Vindaloo

Sharon Hashimito Click to read more...

Sharon Hashimoto is the author of The Crane Wife (Story Line, 2003), winner of the Nicholas Roerich Prize. Her work has appeared in North American Review, Crab Orchard Review and Tampa Review. Hashimoto is a writing instructor at Highline Community College in Washington State.

           Hank Teraoka looked around the Middle Eastern restaurant filled with the smells of curry. He felt uncomfortable in the dark room, sitting next to the curtained window and fingering the one-page plastic menu. He couldn’t help but catch glimpses of heavy brows, the cook’s black eyes staring from the kitchen, at him—a Japanese man in his eighties. Hank didn’t understand anything on the menu. Not the luncheon special—Shahi Korma? But it was cheap, a plate lunch for only $7.95 with something called basmati rice, which to his mind should be Calrose or Nikko sticky white rice.

          He had asked for the corner table where the light was brightest, where he and Teru had sat only nine months ago. Even then, he felt the two of them had been out of place—his wife’s Mariner sweatshirt zipped up tight against the cold. They had stopped at this restaurant because they’d always passed it on their way home from her kidney dialysis session. The background music with its lazy beat and quivery stringed instruments hadn’t mattered then.

          Hank lay the menu down against the bright orange tablecloth, picked up the water goblet and took a sip. He half expected to see his wife’s short white hair, the weight of her head tipping her chin down and making her look sleepy. Everything without Teru was a first time.

          The technicians at Day Vista Dialysis Center had hugged him, patting his back, when he brought the four boxes of Hawaii’s Best chocolate-covered macadamia nuts. “For taking such good care of my wife,” he had whispered, hoping his voice didn’t sound shaky—too emotional. At least there would be no more needles, no more tubes with dark red blood flowing in and out of the fistula in Teru’s left arm. She had never sat still, wanting to hurry up and go home. So many times when the technicians had been busy, he stood in, applying pressure with gauze squares to stop the bleeding. His fingers had grown stiff, their joints getting stuck. Finished for the day, she had always been hungry.

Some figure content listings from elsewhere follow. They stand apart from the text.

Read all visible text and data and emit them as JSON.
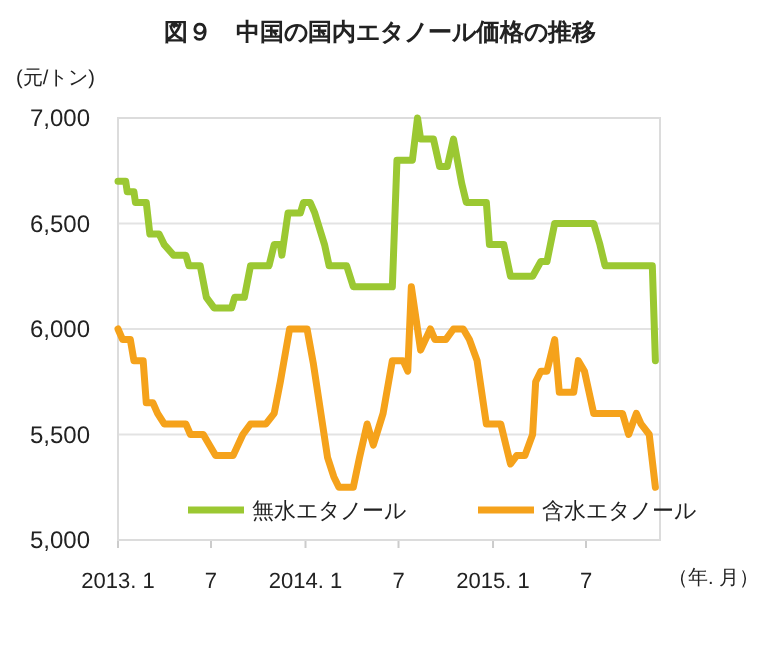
{
  "chart_data": {
    "type": "line",
    "title": "図９　中国の国内エタノール価格の推移",
    "ylabel": "(元/トン)",
    "xlabel": "（年. 月）",
    "xlim": [
      "2013-01-01",
      "2015-11-22"
    ],
    "xticks": [
      {
        "value": "2013-01",
        "label": "2013. 1"
      },
      {
        "value": "2013-07",
        "label": "7"
      },
      {
        "value": "2014-01",
        "label": "2014. 1"
      },
      {
        "value": "2014-07",
        "label": "7"
      },
      {
        "value": "2015-01",
        "label": "2015. 1"
      },
      {
        "value": "2015-07",
        "label": "7"
      }
    ],
    "ylim": [
      5000,
      7000
    ],
    "yticks": [
      {
        "value": 5000,
        "label": "5,000"
      },
      {
        "value": 5500,
        "label": "5,500"
      },
      {
        "value": 6000,
        "label": "6,000"
      },
      {
        "value": 6500,
        "label": "6,500"
      },
      {
        "value": 7000,
        "label": "7,000"
      }
    ],
    "grid": "y",
    "legend": "bottom",
    "marker": "none",
    "line_style": "solid",
    "series": [
      {
        "name": "無水エタノール",
        "color": "#9bc832",
        "x": [
          "2013-01-01",
          "2013-01-16",
          "2013-01-19",
          "2013-02-01",
          "2013-02-04",
          "2013-02-25",
          "2013-03-04",
          "2013-03-22",
          "2013-04-01",
          "2013-04-19",
          "2013-05-13",
          "2013-05-19",
          "2013-06-10",
          "2013-06-22",
          "2013-07-07",
          "2013-08-10",
          "2013-08-16",
          "2013-09-04",
          "2013-09-16",
          "2013-10-22",
          "2013-11-01",
          "2013-11-13",
          "2013-11-16",
          "2013-11-28",
          "2013-12-22",
          "2013-12-28",
          "2014-01-10",
          "2014-01-19",
          "2014-02-07",
          "2014-02-16",
          "2014-03-22",
          "2014-04-04",
          "2014-06-19",
          "2014-06-28",
          "2014-07-28",
          "2014-08-07",
          "2014-08-13",
          "2014-09-07",
          "2014-09-19",
          "2014-10-04",
          "2014-10-16",
          "2014-11-01",
          "2014-11-10",
          "2014-12-19",
          "2014-12-25",
          "2015-01-22",
          "2015-02-04",
          "2015-03-19",
          "2015-04-04",
          "2015-04-16",
          "2015-05-01",
          "2015-07-16",
          "2015-07-28",
          "2015-08-07",
          "2015-11-07",
          "2015-11-13"
        ],
        "values": [
          6700,
          6700,
          6650,
          6650,
          6600,
          6600,
          6450,
          6450,
          6400,
          6350,
          6350,
          6300,
          6300,
          6150,
          6100,
          6100,
          6150,
          6150,
          6300,
          6300,
          6400,
          6400,
          6350,
          6550,
          6550,
          6600,
          6600,
          6550,
          6400,
          6300,
          6300,
          6200,
          6200,
          6800,
          6800,
          7000,
          6900,
          6900,
          6770,
          6770,
          6900,
          6690,
          6600,
          6600,
          6400,
          6400,
          6250,
          6250,
          6320,
          6320,
          6500,
          6500,
          6400,
          6300,
          6300,
          5850
        ]
      },
      {
        "name": "含水エタノール",
        "color": "#f5a21b",
        "x": [
          "2013-01-01",
          "2013-01-10",
          "2013-01-25",
          "2013-02-01",
          "2013-02-19",
          "2013-02-25",
          "2013-03-10",
          "2013-03-19",
          "2013-04-01",
          "2013-05-13",
          "2013-05-22",
          "2013-06-16",
          "2013-06-28",
          "2013-07-10",
          "2013-08-13",
          "2013-09-01",
          "2013-09-16",
          "2013-10-16",
          "2013-11-01",
          "2013-11-13",
          "2013-12-01",
          "2014-01-04",
          "2014-01-16",
          "2014-02-13",
          "2014-02-25",
          "2014-03-07",
          "2014-04-04",
          "2014-04-16",
          "2014-05-01",
          "2014-05-13",
          "2014-06-01",
          "2014-06-19",
          "2014-07-10",
          "2014-07-19",
          "2014-07-26",
          "2014-08-13",
          "2014-09-01",
          "2014-09-10",
          "2014-10-01",
          "2014-10-16",
          "2014-11-04",
          "2014-11-16",
          "2014-12-01",
          "2014-12-19",
          "2015-01-16",
          "2015-02-04",
          "2015-02-16",
          "2015-03-04",
          "2015-03-19",
          "2015-03-25",
          "2015-04-04",
          "2015-04-16",
          "2015-05-01",
          "2015-05-10",
          "2015-06-07",
          "2015-06-16",
          "2015-06-28",
          "2015-07-16",
          "2015-09-10",
          "2015-09-22",
          "2015-10-07",
          "2015-10-16",
          "2015-11-01",
          "2015-11-13"
        ],
        "values": [
          6000,
          5950,
          5950,
          5850,
          5850,
          5650,
          5650,
          5600,
          5550,
          5550,
          5500,
          5500,
          5450,
          5400,
          5400,
          5500,
          5550,
          5550,
          5600,
          5750,
          6000,
          6000,
          5840,
          5390,
          5300,
          5250,
          5250,
          5390,
          5550,
          5450,
          5600,
          5850,
          5850,
          5800,
          6200,
          5900,
          6000,
          5950,
          5950,
          6000,
          6000,
          5950,
          5850,
          5550,
          5550,
          5360,
          5400,
          5400,
          5500,
          5750,
          5800,
          5800,
          5950,
          5700,
          5700,
          5850,
          5800,
          5600,
          5600,
          5500,
          5600,
          5550,
          5500,
          5250
        ]
      }
    ]
  }
}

          “We have to try something new,” Teru had told him. Hank could tell by the sound of her voice that we meant you. He’d always been happy with a nice steak and green onions dipped into a small mound of salt. “So bad,” she used to shake her head at him. “No wonder you have high blood pressure.”

          The dialysis people had told her, no tomatoes! Eat lots of vegetables and protein. And after Teru’s last session, they had stopped at the strip mall. Here, where they saw the sign:  “Cedars Restaurant.” Right now, it bothered Hank—why couldn’t he remember her order? All he could think of was that the lunch had been something green.

          And then the waiter was by Hank’s side, a white sleeve stained with a swipe of yellow. What he wanted was Teru’s special teriyaki sauce, a meaty drumstick that Hank could dig his teeth into. He wanted the familiar ketchup taste with sugar and shoyu. Teru hadn’t made anything good since she started the dialysis treatments every Monday, Wednesday, and Friday. She said it was easier to eat out. Teru had liked letting the menu be a surprise. Once she had ordered crepes wrapped in lettuce with a shallow dipping dish on the side filled with an oily-looking vinaigrette. They had been at a Vietnamese restaurant. Bending forward, she had murmured: “Ooo, that looks different!” But Hank was always looking for something he could recognize: beef, chicken, fish.

          The waiter, trying to be patient, clutched his order pad; the stubby pencil was poised to write. Hank had been sitting for at least fifteen minutes, and there were a dozen tables with business suits and student backpacks to wait on during the lunch rush.

          “This,” Hank said, finally pointing at random.

          “Vindaloo?” the waiter asked.

          Hank nodded his head vigorously to keep from mispronouncing the word. At least there had been pictures at the Thai place. With Teru, he had tried Jamaican, Greek, and Creole. “Where do you want to go next,” he had groaned. At home, alone now, all he had to look forward to was a can of Vienna sausages or deviled ham.

          Steam rose from the tray the waiter carried to his table. As the bowl was placed in front of him, Hank felt the spices sting his sinuses as he inhaled garlic and chili. Even his eyes teared up, and he had to dab at his nose with the paper napkin. Blinking hard, Hank picked up the spoon, waiting a moment to stare at the pork and potatoes swimming in a brown liquid. Teru always said, the first taste was the strangest, the most unfamiliar. Hank gulped the red wine and vinegar broth down. He could feel the heat travel past his tongue, the back of his throat. He could feel the slow burn along his esophagus. It reached into his chest. Nodding his head, Hank took a second bite. This mouthful was the same as a lot of other new foods he had eaten. He’d be able to manage finishing about half a portion. But that didn’t mean he had to like it.